Credit Suisse stuck to its target of 4,600 for the end of 2021, up 3.7% from the index close on Friday. But stocks could struggle in the near term, they said, as investors cycle through issues such as a resurgence of COVID-19 infections and the eventual end of the Federal Reserve’s asset purchase program. .
“Over the past five quarters, analysts have significantly underestimated EPS (earnings per share), a trend that we expect to continue,” wrote analysts led by Jonathan Golub, chief US equities strategist and head of quantitative research (see table below).

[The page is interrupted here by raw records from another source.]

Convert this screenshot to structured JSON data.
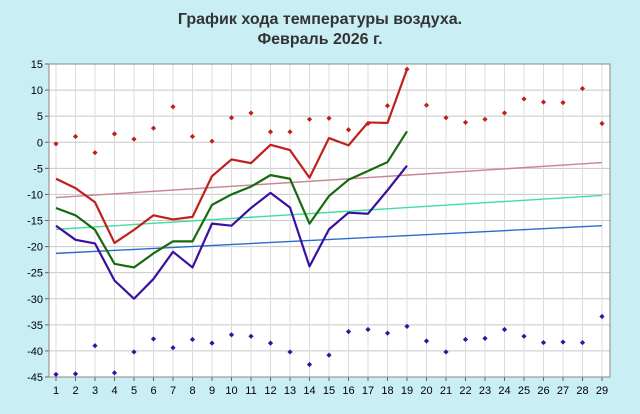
{
  "chart_data": {
    "type": "line",
    "title": "График хода температуры воздуха.",
    "subtitle": "Февраль 2026 г.",
    "x_ticks": [
      1,
      2,
      3,
      4,
      5,
      6,
      7,
      8,
      9,
      10,
      11,
      12,
      13,
      14,
      15,
      16,
      17,
      18,
      19,
      20,
      21,
      22,
      23,
      24,
      25,
      26,
      27,
      28,
      29
    ],
    "y_ticks": [
      15,
      10,
      5,
      0,
      -5,
      -10,
      -15,
      -20,
      -25,
      -30,
      -35,
      -40,
      -45
    ],
    "xlim": [
      1,
      29
    ],
    "ylim": [
      -45,
      15
    ],
    "grid": true,
    "series": [
      {
        "kind": "line",
        "color": "#c0201c",
        "x": [
          1,
          2,
          3,
          4,
          5,
          6,
          7,
          8,
          9,
          10,
          11,
          12,
          13,
          14,
          15,
          16,
          17,
          18,
          19
        ],
        "values": [
          -7,
          -8.8,
          -11.5,
          -19.3,
          -16.8,
          -14,
          -14.8,
          -14.3,
          -6.5,
          -3.3,
          -4,
          -0.5,
          -1.5,
          -6.8,
          0.8,
          -0.6,
          3.8,
          3.7,
          14
        ]
      },
      {
        "kind": "line",
        "color": "#186a10",
        "x": [
          1,
          2,
          3,
          4,
          5,
          6,
          7,
          8,
          9,
          10,
          11,
          12,
          13,
          14,
          15,
          16,
          17,
          18,
          19
        ],
        "values": [
          -12.6,
          -14,
          -16.8,
          -23.3,
          -24,
          -21.3,
          -19,
          -19,
          -12,
          -10,
          -8.5,
          -6.3,
          -7,
          -15.6,
          -10.3,
          -7.2,
          -5.5,
          -3.8,
          2.1
        ]
      },
      {
        "kind": "line",
        "color": "#3a10a0",
        "x": [
          1,
          2,
          3,
          4,
          5,
          6,
          7,
          8,
          9,
          10,
          11,
          12,
          13,
          14,
          15,
          16,
          17,
          18,
          19
        ],
        "values": [
          -16,
          -18.7,
          -19.4,
          -26.5,
          -30,
          -26.2,
          -21,
          -24,
          -15.6,
          -16,
          -12.6,
          -9.7,
          -12.5,
          -23.8,
          -16.7,
          -13.5,
          -13.7,
          -9.2,
          -4.5
        ]
      },
      {
        "kind": "scatter",
        "color": "#c0201c",
        "x": [
          1,
          2,
          3,
          4,
          5,
          6,
          7,
          8,
          9,
          10,
          11,
          12,
          13,
          14,
          15,
          16,
          17,
          18,
          19,
          20,
          21,
          22,
          23,
          24,
          25,
          26,
          27,
          28,
          29
        ],
        "values": [
          -0.3,
          1.1,
          -2,
          1.6,
          0.6,
          2.7,
          6.8,
          1.1,
          0.2,
          4.7,
          5.6,
          2,
          2,
          4.4,
          4.6,
          2.4,
          3.6,
          7,
          14,
          7.1,
          4.7,
          3.8,
          4.4,
          5.6,
          8.3,
          7.7,
          7.6,
          10.3,
          3.6
        ]
      },
      {
        "kind": "scatter",
        "color": "#3a10a0",
        "x": [
          1,
          2,
          3,
          4,
          5,
          6,
          7,
          8,
          9,
          10,
          11,
          12,
          13,
          14,
          15,
          16,
          17,
          18,
          19,
          20,
          21,
          22,
          23,
          24,
          25,
          26,
          27,
          28,
          29
        ],
        "values": [
          -44.5,
          -44.4,
          -39,
          -44.2,
          -40.2,
          -37.7,
          -39.4,
          -37.8,
          -38.5,
          -36.9,
          -37.2,
          -38.5,
          -40.2,
          -42.6,
          -40.8,
          -36.3,
          -35.9,
          -36.6,
          -35.3,
          -38.1,
          -40.2,
          -37.8,
          -37.6,
          -35.9,
          -37.2,
          -38.4,
          -38.3,
          -38.4,
          -33.4
        ]
      },
      {
        "kind": "trend",
        "color": "#c9858e",
        "x": [
          1,
          29
        ],
        "values": [
          -10.6,
          -3.9
        ]
      },
      {
        "kind": "trend",
        "color": "#44dda0",
        "x": [
          1,
          29
        ],
        "values": [
          -16.7,
          -10.2
        ]
      },
      {
        "kind": "trend",
        "color": "#2a6cc8",
        "x": [
          1,
          29
        ],
        "values": [
          -21.3,
          -16
        ]
      }
    ]
  }
}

“While the economic data disappointed, input costs increased and stocks were de-stocked, EPS exceeded estimates by 16% in 2Q thanks to revenues (+ 5%) and margins (+11 %) more solid, ”they wrote. “We see an advantage in the estimates as empty shelves are restocked and pricing power is maintained. Consumer spending is expected to improve as the unemployment rate continues to decline, accompanied by rising wages. “
Should know: If the S&P 500 breaks this key level, it could trigger “epic emotional pressure” much like 1999, strategists warn
The S&P 500 SPX,
finished Friday at 4,436.52, its 44th closing record of 2021. The Dow Jones Industrial Average DJIA,
finished last week at 35,208.51, also a record, while the Nasdaq Composite COMP,
finished at 14,835.76, just 0.4% off his all-time best result.
Shares were mostly down on Monday as investors sought direction and weighed the implications for the global economy of the continued spread of the delta variant of the coronavirus that causes COVID-19.
Read: Goldman lowers China’s growth, citing delta variant gap
Goldman Sachs strategists last week raised their S&P 500 targets for this year and next, citing better-than-expected earnings and lower-than-expected interest rates. Goldman raised its 2020 target to 4,700 from 4,300 and shifted its 2022 target from 4,600 to 4,900.
Analysts lowered their forecast for the price-to-earnings ratio to 20 times earnings from 21.4, reflecting what they said were understandable concerns about the recent spike in COVID-19 cases, “the uncertainty over Government stimulus and tax rates, the imminent withdrawal of the Fed’s quantitative easing and the elimination of additional unemployment benefits and “forbearance” – all of which are “likely to weigh on markets to short term. “
Depressed Treasury yields, with the 10-year rate TMUBMUSD10Y,
dipping below 1.15% last week before rebounding to 1.30%, “casting a shadow over investor confidence,” they said.
Analysts acknowledged that a outlook based on higher earnings and a lower price-to-earnings ratio “might seem contradictory”, but noted that “each of these trends has been in place since last year.”